N'oublions jamais, alors même que les historiens et les medias passent encore trop souvent cette tragédie sous silence, que la population rrom en Europe a perdu plus de 500 000 des siens entre 1933 et 1945. Les Nazis et leurs alliés de tous les pays ont persécuté, stérilisé, emprisonné, torturé, fusillé, et finalement gazé les Rroms dans les camps de la mort ou dans les bois. Etaient considérés comme Rroms ceux qui avaient au moins un arrière grand parent rrom. Les Rroms en tant que peuple étaient condamnés à l'extermination (voir l'ordonnance d'Himmler de 1938) car quoique « aryens » ils étaient considérés par les nazis comme des parias, asociaux, « de sang métissé », donc dangereux pour le "sang pur allemand". Il ne faut pas oublier, au-delà des morts, tous les Rroms restés orphelins, veufs et veuves, stérilisés, traumatisés à vie dans leur corps et leur esprit par la folie nazie.

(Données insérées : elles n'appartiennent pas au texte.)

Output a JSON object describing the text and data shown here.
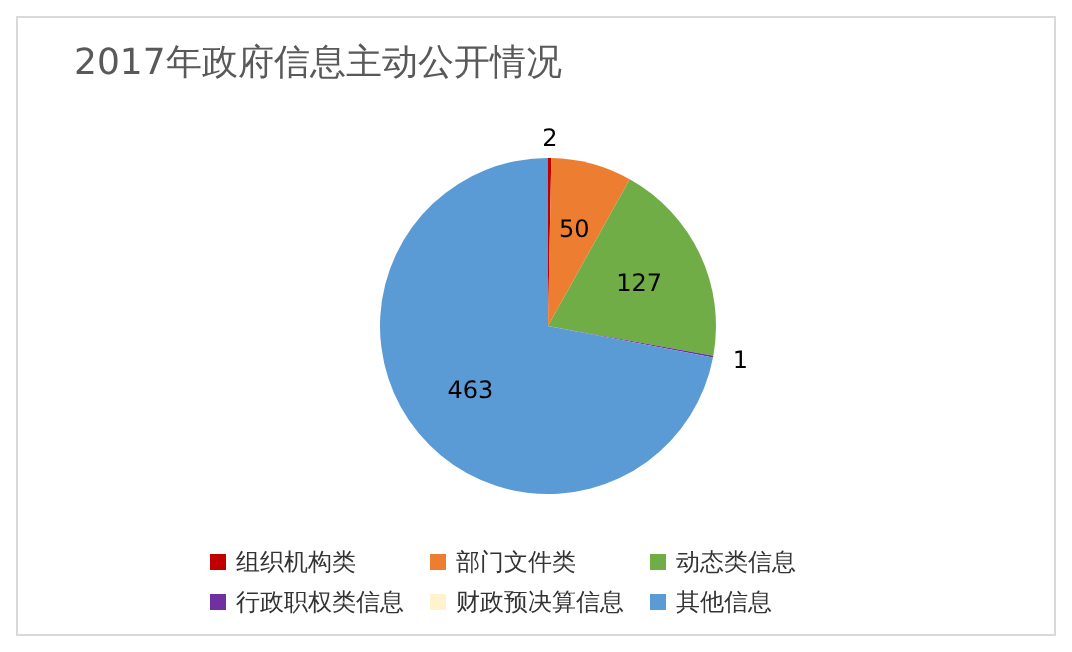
{
  "chart_data": {
    "type": "pie",
    "title": "2017年政府信息主动公开情况",
    "categories": [
      "组织机构类",
      "部门文件类",
      "动态类信息",
      "行政职权类信息",
      "财政预决算信息",
      "其他信息"
    ],
    "values": [
      2,
      50,
      127,
      1,
      0,
      463
    ],
    "colors": [
      "#c00000",
      "#ed7d31",
      "#70ad47",
      "#7030a0",
      "#fff2cc",
      "#5b9bd5"
    ],
    "value_labels": [
      "2",
      "50",
      "127",
      "1",
      null,
      "463"
    ],
    "legend": "bottom"
  }
}
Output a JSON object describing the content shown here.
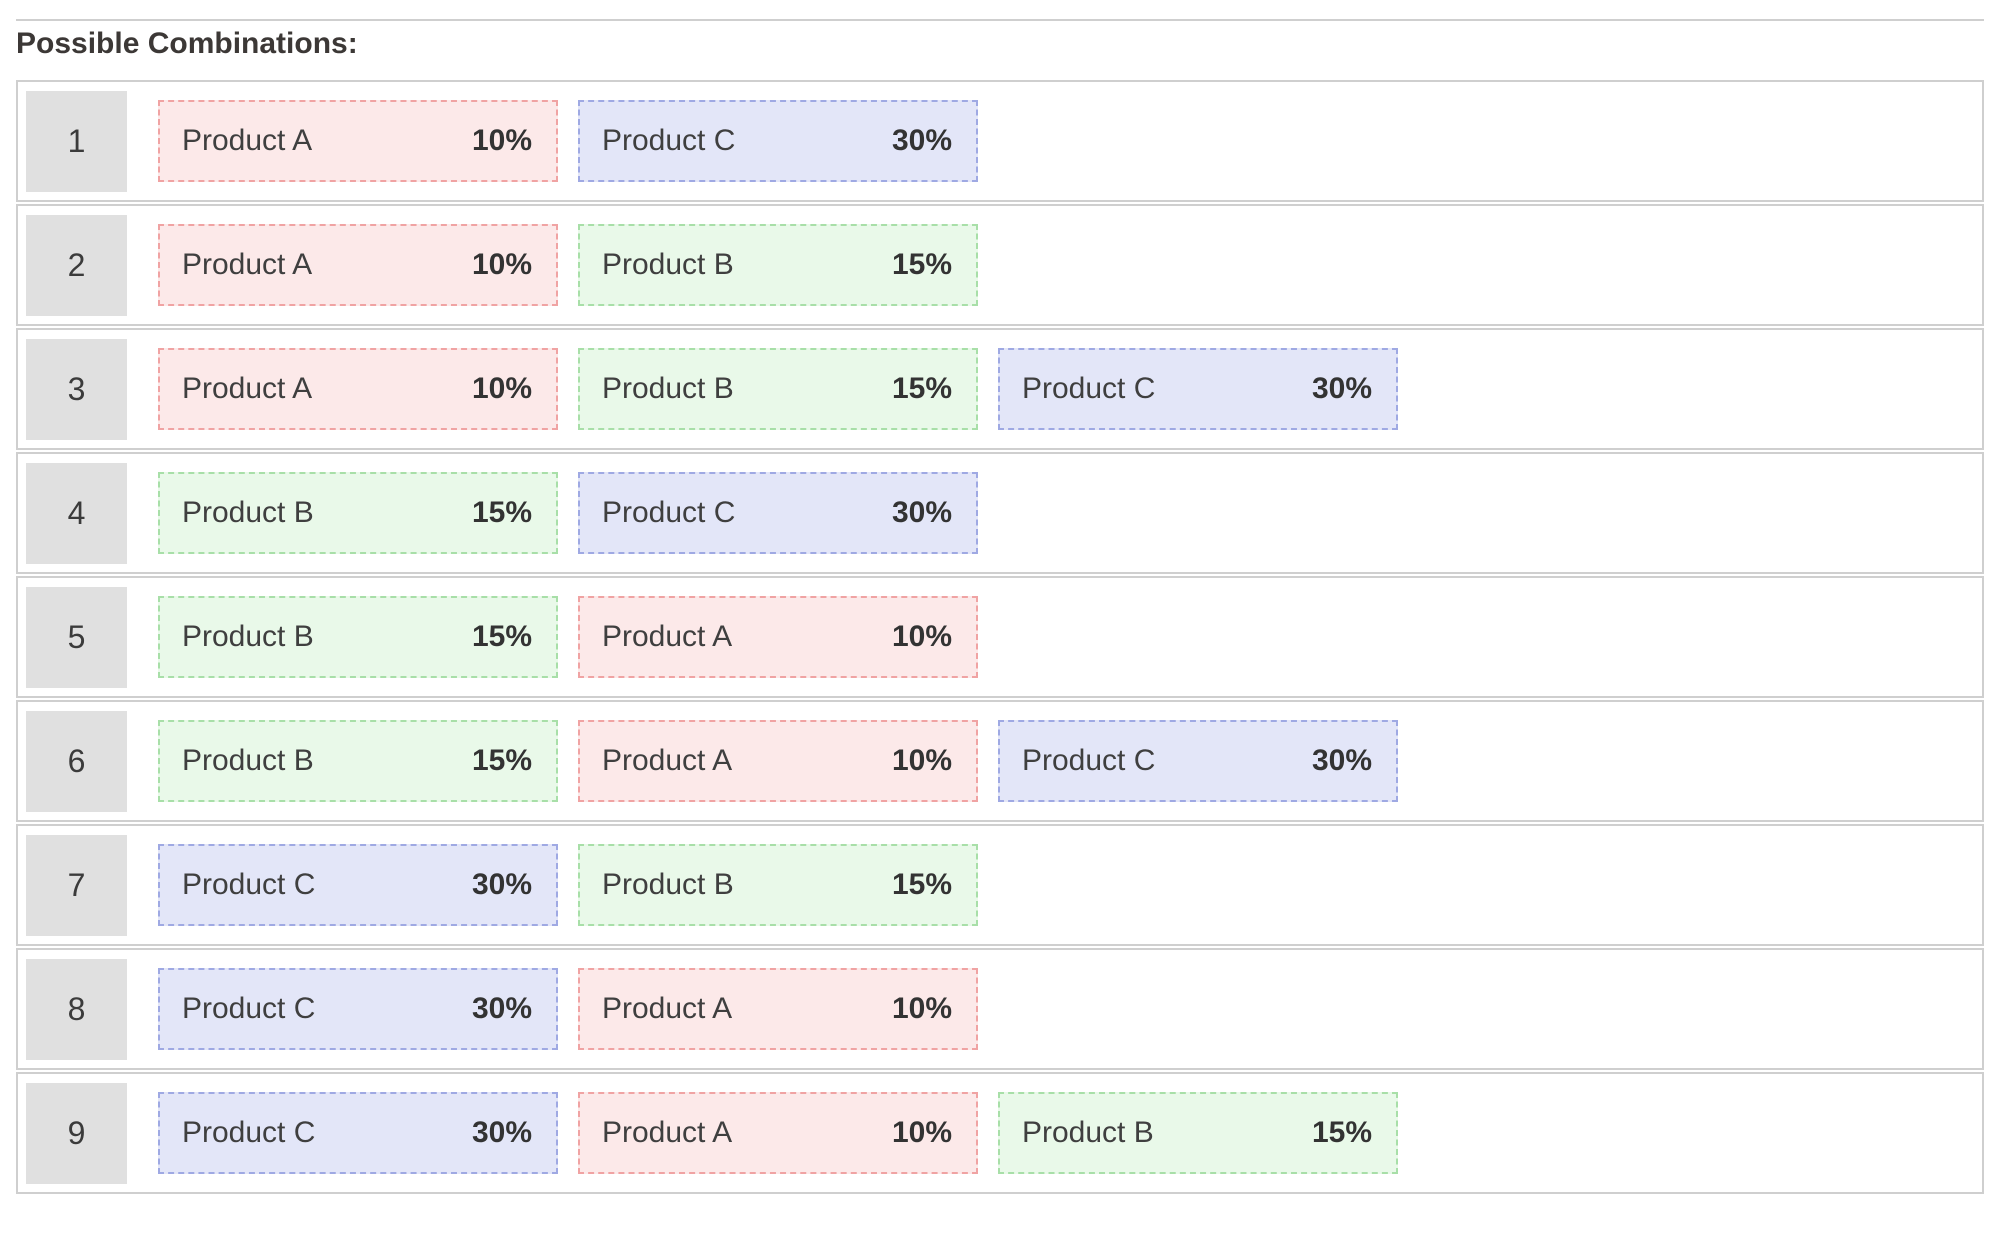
{
  "title": "Possible Combinations:",
  "colors": {
    "product_a_bg": "#fce9e9",
    "product_a_border": "#f0a3a3",
    "product_b_bg": "#e9f9e9",
    "product_b_border": "#a8dfa8",
    "product_c_bg": "#e3e6f8",
    "product_c_border": "#9fa9e3",
    "badge_bg": "#e0e0e0",
    "row_border": "#cfcfcf",
    "text": "#3b3b3b"
  },
  "combinations": [
    {
      "number": "1",
      "items": [
        {
          "type": "a",
          "label": "Product A",
          "percent": "10%"
        },
        {
          "type": "c",
          "label": "Product C",
          "percent": "30%"
        }
      ]
    },
    {
      "number": "2",
      "items": [
        {
          "type": "a",
          "label": "Product A",
          "percent": "10%"
        },
        {
          "type": "b",
          "label": "Product B",
          "percent": "15%"
        }
      ]
    },
    {
      "number": "3",
      "items": [
        {
          "type": "a",
          "label": "Product A",
          "percent": "10%"
        },
        {
          "type": "b",
          "label": "Product B",
          "percent": "15%"
        },
        {
          "type": "c",
          "label": "Product C",
          "percent": "30%"
        }
      ]
    },
    {
      "number": "4",
      "items": [
        {
          "type": "b",
          "label": "Product B",
          "percent": "15%"
        },
        {
          "type": "c",
          "label": "Product C",
          "percent": "30%"
        }
      ]
    },
    {
      "number": "5",
      "items": [
        {
          "type": "b",
          "label": "Product B",
          "percent": "15%"
        },
        {
          "type": "a",
          "label": "Product A",
          "percent": "10%"
        }
      ]
    },
    {
      "number": "6",
      "items": [
        {
          "type": "b",
          "label": "Product B",
          "percent": "15%"
        },
        {
          "type": "a",
          "label": "Product A",
          "percent": "10%"
        },
        {
          "type": "c",
          "label": "Product C",
          "percent": "30%"
        }
      ]
    },
    {
      "number": "7",
      "items": [
        {
          "type": "c",
          "label": "Product C",
          "percent": "30%"
        },
        {
          "type": "b",
          "label": "Product B",
          "percent": "15%"
        }
      ]
    },
    {
      "number": "8",
      "items": [
        {
          "type": "c",
          "label": "Product C",
          "percent": "30%"
        },
        {
          "type": "a",
          "label": "Product A",
          "percent": "10%"
        }
      ]
    },
    {
      "number": "9",
      "items": [
        {
          "type": "c",
          "label": "Product C",
          "percent": "30%"
        },
        {
          "type": "a",
          "label": "Product A",
          "percent": "10%"
        },
        {
          "type": "b",
          "label": "Product B",
          "percent": "15%"
        }
      ]
    }
  ]
}
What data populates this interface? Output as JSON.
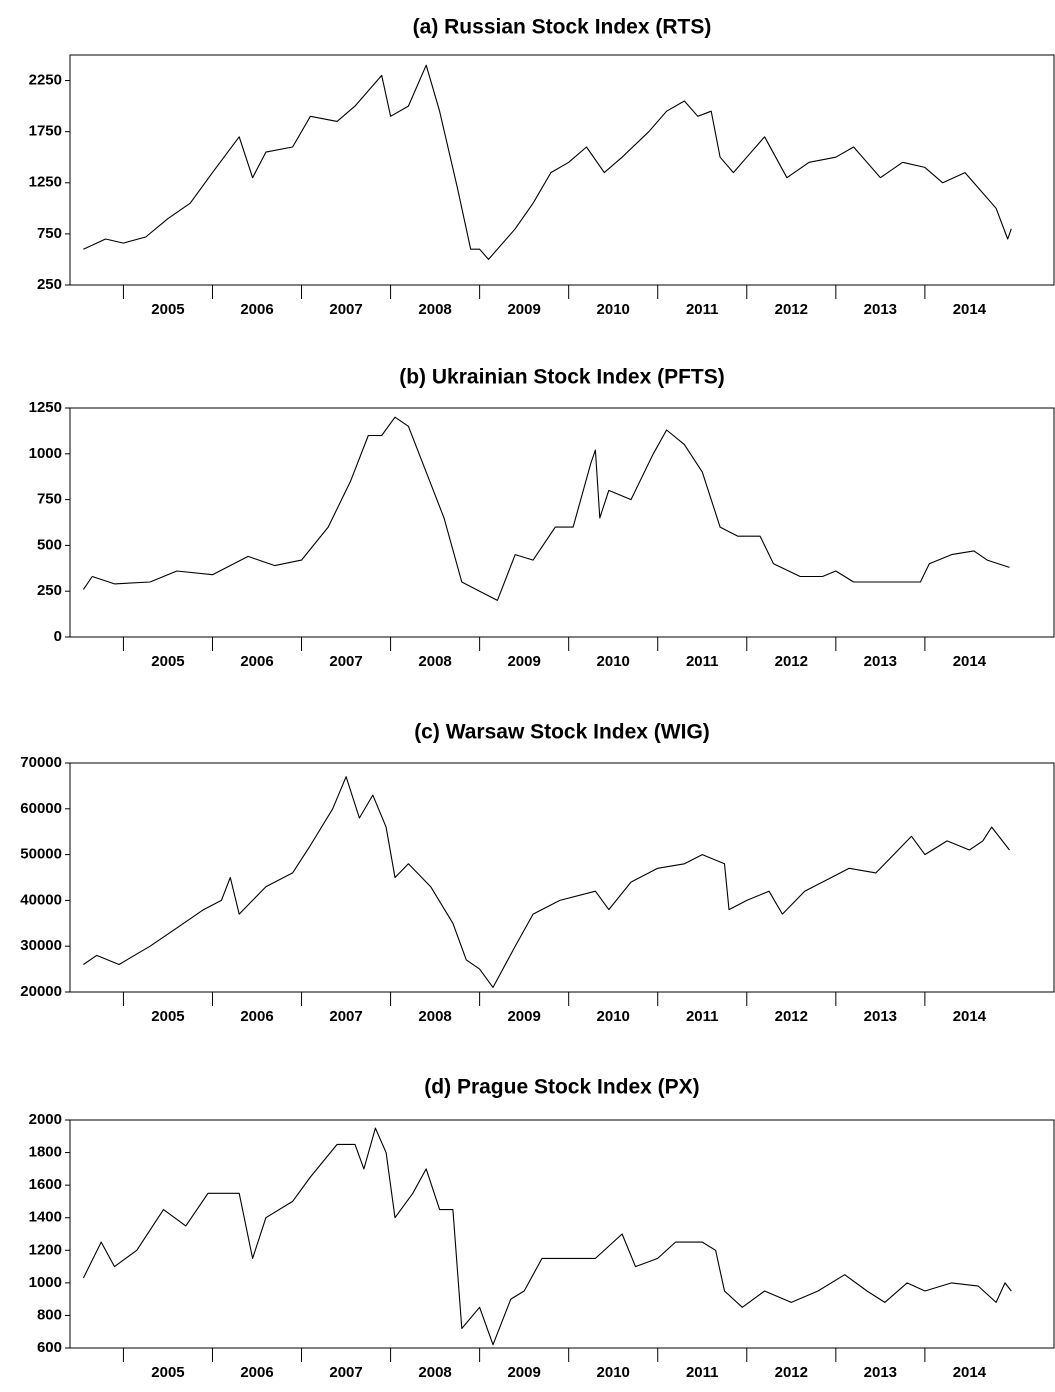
{
  "chart_data": [
    {
      "type": "line",
      "title": "(a) Russian Stock Index (RTS)",
      "color": "#000000",
      "x": [
        2004.55,
        2004.8,
        2005.0,
        2005.25,
        2005.5,
        2005.75,
        2006.0,
        2006.3,
        2006.45,
        2006.6,
        2006.9,
        2007.1,
        2007.4,
        2007.6,
        2007.9,
        2008.0,
        2008.2,
        2008.4,
        2008.55,
        2008.75,
        2008.9,
        2009.0,
        2009.1,
        2009.4,
        2009.6,
        2009.8,
        2010.0,
        2010.2,
        2010.4,
        2010.6,
        2010.9,
        2011.1,
        2011.3,
        2011.45,
        2011.6,
        2011.7,
        2011.85,
        2012.0,
        2012.2,
        2012.45,
        2012.7,
        2013.0,
        2013.2,
        2013.5,
        2013.75,
        2014.0,
        2014.2,
        2014.45,
        2014.6,
        2014.8,
        2014.93,
        2014.97
      ],
      "values": [
        600,
        700,
        660,
        720,
        900,
        1050,
        1350,
        1700,
        1300,
        1550,
        1600,
        1900,
        1850,
        2000,
        2300,
        1900,
        2000,
        2400,
        1950,
        1200,
        600,
        600,
        500,
        800,
        1050,
        1350,
        1450,
        1600,
        1350,
        1500,
        1750,
        1950,
        2050,
        1900,
        1950,
        1500,
        1350,
        1500,
        1700,
        1300,
        1450,
        1500,
        1600,
        1300,
        1450,
        1400,
        1250,
        1350,
        1200,
        1000,
        700,
        800
      ],
      "xlim": [
        2004.4,
        2015.45
      ],
      "ylim": [
        250,
        2500
      ],
      "yticks": [
        250,
        750,
        1250,
        1750,
        2250
      ],
      "xticks": [
        {
          "value": 2005,
          "label": "2005"
        },
        {
          "value": 2006,
          "label": "2006"
        },
        {
          "value": 2007,
          "label": "2007"
        },
        {
          "value": 2008,
          "label": "2008"
        },
        {
          "value": 2009,
          "label": "2009"
        },
        {
          "value": 2010,
          "label": "2010"
        },
        {
          "value": 2011,
          "label": "2011"
        },
        {
          "value": 2012,
          "label": "2012"
        },
        {
          "value": 2013,
          "label": "2013"
        },
        {
          "value": 2014,
          "label": "2014"
        }
      ]
    },
    {
      "type": "line",
      "title": "(b) Ukrainian Stock Index (PFTS)",
      "color": "#000000",
      "x": [
        2004.55,
        2004.65,
        2004.9,
        2005.3,
        2005.6,
        2006.0,
        2006.4,
        2006.7,
        2007.0,
        2007.3,
        2007.55,
        2007.75,
        2007.9,
        2008.05,
        2008.2,
        2008.4,
        2008.6,
        2008.8,
        2009.0,
        2009.2,
        2009.4,
        2009.6,
        2009.85,
        2010.05,
        2010.25,
        2010.3,
        2010.35,
        2010.45,
        2010.7,
        2010.95,
        2011.1,
        2011.3,
        2011.5,
        2011.7,
        2011.9,
        2012.15,
        2012.3,
        2012.6,
        2012.85,
        2013.0,
        2013.2,
        2013.6,
        2013.95,
        2014.05,
        2014.3,
        2014.55,
        2014.7,
        2014.95
      ],
      "values": [
        260,
        330,
        290,
        300,
        360,
        340,
        440,
        390,
        420,
        600,
        850,
        1100,
        1100,
        1200,
        1150,
        900,
        650,
        300,
        250,
        200,
        450,
        420,
        600,
        600,
        950,
        1020,
        650,
        800,
        750,
        1000,
        1130,
        1050,
        900,
        600,
        550,
        550,
        400,
        330,
        330,
        360,
        300,
        300,
        300,
        400,
        450,
        470,
        420,
        380
      ],
      "xlim": [
        2004.4,
        2015.45
      ],
      "ylim": [
        0,
        1250
      ],
      "yticks": [
        0,
        250,
        500,
        750,
        1000,
        1250
      ],
      "xticks": [
        {
          "value": 2005,
          "label": "2005"
        },
        {
          "value": 2006,
          "label": "2006"
        },
        {
          "value": 2007,
          "label": "2007"
        },
        {
          "value": 2008,
          "label": "2008"
        },
        {
          "value": 2009,
          "label": "2009"
        },
        {
          "value": 2010,
          "label": "2010"
        },
        {
          "value": 2011,
          "label": "2011"
        },
        {
          "value": 2012,
          "label": "2012"
        },
        {
          "value": 2013,
          "label": "2013"
        },
        {
          "value": 2014,
          "label": "2014"
        }
      ]
    },
    {
      "type": "line",
      "title": "(c) Warsaw Stock Index (WIG)",
      "color": "#000000",
      "x": [
        2004.55,
        2004.7,
        2004.95,
        2005.3,
        2005.6,
        2005.9,
        2006.1,
        2006.2,
        2006.3,
        2006.6,
        2006.9,
        2007.1,
        2007.35,
        2007.5,
        2007.65,
        2007.8,
        2007.95,
        2008.05,
        2008.2,
        2008.45,
        2008.7,
        2008.85,
        2009.0,
        2009.15,
        2009.4,
        2009.6,
        2009.9,
        2010.3,
        2010.45,
        2010.7,
        2011.0,
        2011.3,
        2011.5,
        2011.75,
        2011.8,
        2012.0,
        2012.25,
        2012.4,
        2012.65,
        2012.95,
        2013.15,
        2013.45,
        2013.65,
        2013.85,
        2014.0,
        2014.25,
        2014.5,
        2014.65,
        2014.75,
        2014.95
      ],
      "values": [
        26000,
        28000,
        26000,
        30000,
        34000,
        38000,
        40000,
        45000,
        37000,
        43000,
        46000,
        52000,
        60000,
        67000,
        58000,
        63000,
        56000,
        45000,
        48000,
        43000,
        35000,
        27000,
        25000,
        21000,
        30000,
        37000,
        40000,
        42000,
        38000,
        44000,
        47000,
        48000,
        50000,
        48000,
        38000,
        40000,
        42000,
        37000,
        42000,
        45000,
        47000,
        46000,
        50000,
        54000,
        50000,
        53000,
        51000,
        53000,
        56000,
        51000
      ],
      "xlim": [
        2004.4,
        2015.45
      ],
      "ylim": [
        20000,
        70000
      ],
      "yticks": [
        20000,
        30000,
        40000,
        50000,
        60000,
        70000
      ],
      "xticks": [
        {
          "value": 2005,
          "label": "2005"
        },
        {
          "value": 2006,
          "label": "2006"
        },
        {
          "value": 2007,
          "label": "2007"
        },
        {
          "value": 2008,
          "label": "2008"
        },
        {
          "value": 2009,
          "label": "2009"
        },
        {
          "value": 2010,
          "label": "2010"
        },
        {
          "value": 2011,
          "label": "2011"
        },
        {
          "value": 2012,
          "label": "2012"
        },
        {
          "value": 2013,
          "label": "2013"
        },
        {
          "value": 2014,
          "label": "2014"
        }
      ]
    },
    {
      "type": "line",
      "title": "(d) Prague Stock Index (PX)",
      "color": "#000000",
      "x": [
        2004.55,
        2004.75,
        2004.9,
        2005.15,
        2005.45,
        2005.7,
        2005.95,
        2006.3,
        2006.45,
        2006.6,
        2006.9,
        2007.1,
        2007.4,
        2007.6,
        2007.7,
        2007.83,
        2007.95,
        2008.05,
        2008.25,
        2008.4,
        2008.55,
        2008.7,
        2008.8,
        2009.0,
        2009.15,
        2009.35,
        2009.5,
        2009.7,
        2010.0,
        2010.3,
        2010.6,
        2010.75,
        2011.0,
        2011.2,
        2011.5,
        2011.65,
        2011.75,
        2011.95,
        2012.2,
        2012.5,
        2012.8,
        2013.1,
        2013.35,
        2013.55,
        2013.8,
        2014.0,
        2014.3,
        2014.6,
        2014.8,
        2014.9,
        2014.97
      ],
      "values": [
        1030,
        1250,
        1100,
        1200,
        1450,
        1350,
        1550,
        1550,
        1150,
        1400,
        1500,
        1650,
        1850,
        1850,
        1700,
        1950,
        1800,
        1400,
        1550,
        1700,
        1450,
        1450,
        720,
        850,
        620,
        900,
        950,
        1150,
        1150,
        1150,
        1300,
        1100,
        1150,
        1250,
        1250,
        1200,
        950,
        850,
        950,
        880,
        950,
        1050,
        950,
        880,
        1000,
        950,
        1000,
        980,
        880,
        1000,
        950
      ],
      "xlim": [
        2004.4,
        2015.45
      ],
      "ylim": [
        600,
        2000
      ],
      "yticks": [
        600,
        800,
        1000,
        1200,
        1400,
        1600,
        1800,
        2000
      ],
      "xticks": [
        {
          "value": 2005,
          "label": "2005"
        },
        {
          "value": 2006,
          "label": "2006"
        },
        {
          "value": 2007,
          "label": "2007"
        },
        {
          "value": 2008,
          "label": "2008"
        },
        {
          "value": 2009,
          "label": "2009"
        },
        {
          "value": 2010,
          "label": "2010"
        },
        {
          "value": 2011,
          "label": "2011"
        },
        {
          "value": 2012,
          "label": "2012"
        },
        {
          "value": 2013,
          "label": "2013"
        },
        {
          "value": 2014,
          "label": "2014"
        }
      ]
    }
  ]
}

En 1997, le président des Etats-Unis Bill Clinton a choisi le professeur Ian Hancock, un intellectuel rrom, pour le nommer membre du U.S. Holocaust Memorial Council en tant que représentant du peuple rrom. Au cours des dix-sept ans d'existence de ce Conseil, c'était la deuxième fois seulement qu'un représentant rrom pouvait faire partie des 65 membres qui le composent. Lors du procès de Nuremberg qui jugea les criminels de guerre nazis, aucune déposition de Rrom ne fut entendue. Pourquoi ?????
On vient de commémorer le 60ème anniversaire de la libération des camps nazis, et cependant, la population rromani attend toujours que le monde reconnaisse son martyre sous le régime nazi.
Jusqu'à nos jours, seules les victimes rroms de nationalité allemande ont reçu des « réparations » financières et sur le plan de l'histoire, presque rien n'est fait pour la reconnaissance du Samudaripen.
Le saviez-vous ?
Qu'ont en commun Django Reinhardt, Matéo Maximoff, Yul Brynner, Serge Poliakoff, Otto Müller, Camarón... ? Ils étaient Rroms !
A quoi correspond le 8 avril - journé mondiale des Rroms?
Le 8 avril est une vieille fête des Rroms de Transylvanie - le "jour des chevaux" (sortie festive des abris d'hiver avec les chevaux ornés de guirlandes) mais elle a pris une nouvelle dimension plus récemment et beaucoup de Rroms de par le monde la célèbrent désormais comme la date du premier congrès mondial des Rroms en 1971. En ce jour important pour le peuple rrom, une pensée va tout naturelle-ment aux victimes du Samudaripen, déportés et tués parce qu'ils étaient nés Rroms. Pour que ce chapitre ignoble de l'Histoire ne se répète plus jamais, nous pensons qu'il est important que tous se rapprochent pour mieux se connaître. Si la mère du racisme est l'ignorance, son père est l'égoïsme, et c'est donc en faisant la connaissance de la culture rrom que la méfiance, l'hostilité, la haine et le mépris vis-à-vis des Rroms finiront par devenir un simple sujet d'étude pour les historiens...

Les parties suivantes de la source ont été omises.